Fibreoptic presents new challenges for Africa’s satellite providers, RascomStar-QAF, O3B, and Inmarsat, and resellers such as Seamobile and Intersat. But mobile operators are not abandoning satellite entirely. A new African-focused satellite from Intelsat called New Dawn, set to launch in early 2010, has received commitments – from Zain Nigeria, Vodacom and its subsidiary Gateway Communications, and Israeli V-SAT and satellite broadband provider, Gilat Satcom – Intelsat’s Vice President for Africa, Flavien Bachabi told The Africa Report. The company’s sales pitch was done no harm in July by a break in the connection of the Telkom-owned SAT-3 submarine cable in Benin, which disrupted 70% of Nigeria’s internet coverage and led one Nigerian ISP, Linkserve, to switch immediately to its satellite backup.
Mobile operators are also forging ahead with investments in telecoms infrastructure. Of the 508,000km of terrestrial backbone infrastructure in Sub-Saharan Africa in 2007, fixed-line operators owned 32% and mobile operators 68%, according to the OECD/AfDB.
As competition for customers mounts, add-on services are gaining increasing importance over pure voice. Following the success of Safaricom’s M-Pesa money transfer scheme in Kenya, which has attracted over 5m customers since launching in 2007, MTN, Zain and Orange have all created their own mobile banking services. MTN teamed up with Standard Bank for its Mobile Money account, while Zain recently added a new element to its ZAP service allowing SMEs to pay up to 1,000 customers at once using a mobile phone. The next expansion will be in the market for remittances, though talk of a possible link-up between Safaricom and Western Union has brought calls from banks for more regulation of financial services offered by mobile operators.

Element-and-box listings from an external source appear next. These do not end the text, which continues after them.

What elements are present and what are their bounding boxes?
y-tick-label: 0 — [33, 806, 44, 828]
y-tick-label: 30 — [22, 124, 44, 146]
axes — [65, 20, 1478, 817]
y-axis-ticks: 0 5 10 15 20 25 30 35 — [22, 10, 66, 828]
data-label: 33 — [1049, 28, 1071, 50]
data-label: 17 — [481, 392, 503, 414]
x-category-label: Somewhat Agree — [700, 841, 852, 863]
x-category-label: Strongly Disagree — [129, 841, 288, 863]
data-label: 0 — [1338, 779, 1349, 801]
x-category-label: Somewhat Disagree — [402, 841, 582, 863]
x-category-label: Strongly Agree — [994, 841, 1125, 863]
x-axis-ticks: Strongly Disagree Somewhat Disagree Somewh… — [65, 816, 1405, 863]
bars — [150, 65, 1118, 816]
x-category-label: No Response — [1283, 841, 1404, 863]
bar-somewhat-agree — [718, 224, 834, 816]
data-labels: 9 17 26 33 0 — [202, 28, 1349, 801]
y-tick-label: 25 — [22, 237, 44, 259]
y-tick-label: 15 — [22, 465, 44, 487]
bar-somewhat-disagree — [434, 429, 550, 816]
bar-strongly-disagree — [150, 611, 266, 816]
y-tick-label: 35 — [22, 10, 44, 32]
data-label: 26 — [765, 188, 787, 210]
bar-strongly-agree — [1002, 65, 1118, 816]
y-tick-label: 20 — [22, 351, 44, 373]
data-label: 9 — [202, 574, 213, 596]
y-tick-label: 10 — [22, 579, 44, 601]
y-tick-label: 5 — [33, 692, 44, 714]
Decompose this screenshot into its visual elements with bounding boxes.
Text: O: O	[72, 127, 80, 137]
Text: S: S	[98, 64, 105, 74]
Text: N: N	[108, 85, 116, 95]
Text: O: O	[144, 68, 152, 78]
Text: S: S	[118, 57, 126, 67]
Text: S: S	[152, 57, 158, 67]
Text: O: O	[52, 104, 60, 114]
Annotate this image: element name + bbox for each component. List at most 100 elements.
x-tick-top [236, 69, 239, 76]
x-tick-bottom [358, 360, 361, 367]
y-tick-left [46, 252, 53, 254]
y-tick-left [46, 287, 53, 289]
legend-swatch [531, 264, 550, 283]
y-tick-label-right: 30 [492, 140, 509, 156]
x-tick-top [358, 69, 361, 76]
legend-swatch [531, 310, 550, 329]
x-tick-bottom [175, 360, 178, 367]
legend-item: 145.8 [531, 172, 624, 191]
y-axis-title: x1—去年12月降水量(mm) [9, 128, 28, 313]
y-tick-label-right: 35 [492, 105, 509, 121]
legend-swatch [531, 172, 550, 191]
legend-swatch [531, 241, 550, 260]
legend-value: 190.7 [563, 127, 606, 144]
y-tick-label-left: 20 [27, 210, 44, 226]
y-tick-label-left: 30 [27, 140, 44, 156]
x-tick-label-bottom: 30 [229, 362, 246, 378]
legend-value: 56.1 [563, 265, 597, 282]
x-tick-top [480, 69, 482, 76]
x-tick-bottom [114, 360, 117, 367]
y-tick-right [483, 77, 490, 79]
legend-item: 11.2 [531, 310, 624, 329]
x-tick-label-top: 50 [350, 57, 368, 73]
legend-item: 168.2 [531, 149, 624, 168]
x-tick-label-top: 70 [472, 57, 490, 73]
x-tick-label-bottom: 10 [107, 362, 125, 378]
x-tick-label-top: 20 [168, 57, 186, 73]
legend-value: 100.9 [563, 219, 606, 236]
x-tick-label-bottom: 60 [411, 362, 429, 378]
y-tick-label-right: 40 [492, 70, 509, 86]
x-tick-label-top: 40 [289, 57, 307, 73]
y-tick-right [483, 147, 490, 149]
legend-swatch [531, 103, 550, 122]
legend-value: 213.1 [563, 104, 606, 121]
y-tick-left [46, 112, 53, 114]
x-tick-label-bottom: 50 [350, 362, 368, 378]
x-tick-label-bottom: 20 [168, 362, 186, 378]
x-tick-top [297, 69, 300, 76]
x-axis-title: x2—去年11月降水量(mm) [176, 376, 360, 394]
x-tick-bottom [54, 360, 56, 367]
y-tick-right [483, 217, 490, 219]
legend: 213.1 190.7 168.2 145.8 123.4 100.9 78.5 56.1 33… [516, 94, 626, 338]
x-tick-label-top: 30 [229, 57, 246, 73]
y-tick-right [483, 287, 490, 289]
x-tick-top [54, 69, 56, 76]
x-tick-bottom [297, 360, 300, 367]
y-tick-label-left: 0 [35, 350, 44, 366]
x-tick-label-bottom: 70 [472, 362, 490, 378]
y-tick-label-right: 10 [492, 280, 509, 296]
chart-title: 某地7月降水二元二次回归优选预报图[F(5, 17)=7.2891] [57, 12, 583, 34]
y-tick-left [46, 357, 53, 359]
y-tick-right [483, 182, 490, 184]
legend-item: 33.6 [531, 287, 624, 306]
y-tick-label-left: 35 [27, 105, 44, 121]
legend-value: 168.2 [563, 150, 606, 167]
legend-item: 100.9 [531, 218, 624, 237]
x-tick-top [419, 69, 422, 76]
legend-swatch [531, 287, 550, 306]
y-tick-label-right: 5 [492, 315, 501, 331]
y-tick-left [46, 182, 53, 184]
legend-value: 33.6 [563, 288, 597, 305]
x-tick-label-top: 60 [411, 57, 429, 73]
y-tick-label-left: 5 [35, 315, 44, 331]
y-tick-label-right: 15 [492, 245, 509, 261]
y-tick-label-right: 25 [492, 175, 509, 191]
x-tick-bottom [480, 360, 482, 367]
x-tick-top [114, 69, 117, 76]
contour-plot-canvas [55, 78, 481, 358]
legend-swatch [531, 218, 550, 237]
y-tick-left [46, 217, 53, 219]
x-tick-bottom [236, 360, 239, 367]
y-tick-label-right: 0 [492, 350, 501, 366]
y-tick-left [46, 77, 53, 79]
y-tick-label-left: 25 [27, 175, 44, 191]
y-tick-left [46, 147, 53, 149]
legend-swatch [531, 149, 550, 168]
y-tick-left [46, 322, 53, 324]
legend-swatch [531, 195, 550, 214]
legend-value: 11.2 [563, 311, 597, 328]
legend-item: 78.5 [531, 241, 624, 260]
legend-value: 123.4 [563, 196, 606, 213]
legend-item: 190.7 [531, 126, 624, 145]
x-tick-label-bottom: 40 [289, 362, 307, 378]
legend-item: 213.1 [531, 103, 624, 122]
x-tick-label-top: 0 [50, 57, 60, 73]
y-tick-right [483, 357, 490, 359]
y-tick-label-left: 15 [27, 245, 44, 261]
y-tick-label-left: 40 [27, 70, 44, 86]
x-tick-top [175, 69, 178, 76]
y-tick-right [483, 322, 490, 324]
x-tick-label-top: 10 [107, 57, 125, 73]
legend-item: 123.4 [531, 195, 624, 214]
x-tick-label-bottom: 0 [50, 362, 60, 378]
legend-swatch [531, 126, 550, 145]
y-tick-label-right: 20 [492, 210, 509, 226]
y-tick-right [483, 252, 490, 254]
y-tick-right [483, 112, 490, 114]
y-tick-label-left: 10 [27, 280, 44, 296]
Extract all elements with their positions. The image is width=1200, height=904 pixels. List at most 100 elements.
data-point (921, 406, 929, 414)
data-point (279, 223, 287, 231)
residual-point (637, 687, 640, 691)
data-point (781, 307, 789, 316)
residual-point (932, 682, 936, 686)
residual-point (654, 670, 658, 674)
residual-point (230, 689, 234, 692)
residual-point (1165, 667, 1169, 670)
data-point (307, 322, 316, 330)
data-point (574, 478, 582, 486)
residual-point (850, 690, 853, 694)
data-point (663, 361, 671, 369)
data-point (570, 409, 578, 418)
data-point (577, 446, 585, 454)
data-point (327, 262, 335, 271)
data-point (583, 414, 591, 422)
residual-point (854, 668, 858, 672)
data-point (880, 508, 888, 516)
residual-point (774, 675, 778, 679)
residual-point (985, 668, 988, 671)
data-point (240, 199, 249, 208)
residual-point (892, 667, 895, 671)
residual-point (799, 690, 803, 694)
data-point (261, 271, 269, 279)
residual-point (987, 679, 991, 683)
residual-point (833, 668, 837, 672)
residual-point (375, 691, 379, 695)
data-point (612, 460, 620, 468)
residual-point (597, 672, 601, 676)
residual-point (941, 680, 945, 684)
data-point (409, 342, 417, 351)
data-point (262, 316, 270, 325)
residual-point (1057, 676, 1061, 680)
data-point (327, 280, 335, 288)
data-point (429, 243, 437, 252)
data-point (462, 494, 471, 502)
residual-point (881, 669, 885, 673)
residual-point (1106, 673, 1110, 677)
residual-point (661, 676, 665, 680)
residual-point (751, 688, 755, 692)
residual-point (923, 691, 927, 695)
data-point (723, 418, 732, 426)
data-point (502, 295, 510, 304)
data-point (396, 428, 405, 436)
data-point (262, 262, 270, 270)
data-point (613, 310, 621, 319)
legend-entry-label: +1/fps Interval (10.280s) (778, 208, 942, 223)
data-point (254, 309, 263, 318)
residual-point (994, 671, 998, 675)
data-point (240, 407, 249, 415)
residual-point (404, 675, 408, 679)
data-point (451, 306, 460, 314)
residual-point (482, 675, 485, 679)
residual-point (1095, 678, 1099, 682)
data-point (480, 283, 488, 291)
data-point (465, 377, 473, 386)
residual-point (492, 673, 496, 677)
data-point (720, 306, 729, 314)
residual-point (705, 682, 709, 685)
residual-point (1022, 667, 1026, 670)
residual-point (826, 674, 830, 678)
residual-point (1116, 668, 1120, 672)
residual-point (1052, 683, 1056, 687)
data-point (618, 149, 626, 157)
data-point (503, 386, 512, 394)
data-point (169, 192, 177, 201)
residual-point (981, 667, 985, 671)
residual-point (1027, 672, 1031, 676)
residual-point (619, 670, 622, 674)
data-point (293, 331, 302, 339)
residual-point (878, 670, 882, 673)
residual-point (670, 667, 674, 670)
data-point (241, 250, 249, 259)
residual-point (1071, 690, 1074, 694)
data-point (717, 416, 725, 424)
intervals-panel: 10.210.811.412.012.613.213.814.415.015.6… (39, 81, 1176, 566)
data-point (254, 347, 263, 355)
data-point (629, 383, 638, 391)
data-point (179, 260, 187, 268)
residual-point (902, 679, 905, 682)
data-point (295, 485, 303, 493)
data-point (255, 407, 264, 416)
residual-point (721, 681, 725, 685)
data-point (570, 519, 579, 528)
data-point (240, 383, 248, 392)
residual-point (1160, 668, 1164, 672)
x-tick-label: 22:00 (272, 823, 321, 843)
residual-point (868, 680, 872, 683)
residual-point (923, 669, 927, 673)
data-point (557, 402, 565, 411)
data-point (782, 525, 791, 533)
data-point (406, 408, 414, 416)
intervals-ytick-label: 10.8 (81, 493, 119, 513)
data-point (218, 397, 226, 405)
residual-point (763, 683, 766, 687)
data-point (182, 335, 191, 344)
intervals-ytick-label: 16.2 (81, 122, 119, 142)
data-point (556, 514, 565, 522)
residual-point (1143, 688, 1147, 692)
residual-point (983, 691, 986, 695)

Any new pricing packages will need to tread a fine line between attracting new subscribers and reducing customer churn. Chinese-made dual SIM phones, which allow customers to access two SIM cards at once are becoming increasingly popular among customers keen to minimise cross-operator call charges. Free, advertising-sponsored services are also gaining popularity. In South Africa, Vodacom’s ‘Please Call Me Back’ service, which allows customers who have run out of credit to send seven free messages a day accompanied by a 115 character advertisement, fields around 20m messages a day in a country of 48m people.
There could still be room in the market for another pan-African operator to emerge, says Southwood, and it could be from West Africa. “There are a number of smaller chains like Comium and Africell which I would have thought were attractive acquisitions for somebody wishing to do this.” He points to UAE’s Etisalat, which bought Atlantique Telecom and created the Moov brand with operations across West Africa.
Those operators that already have a pan-African footprint may look to capitalise on what they’ve already got. A spokesman for France Telecom and Orange, Tom Wright, told The Africa Report that it was not interested in buying Zain’s African assets. “Rather than focusing on acquiring large pan-African mobile operators, such as Zain or MTN, France Telecom is focusing on scale: building new infrastructure and offering new services in specific markets, such as Niger, Kenya and Uganda.” What is clear is that the success of the pan-African operators has created an appetite for others to try their hand at going continental.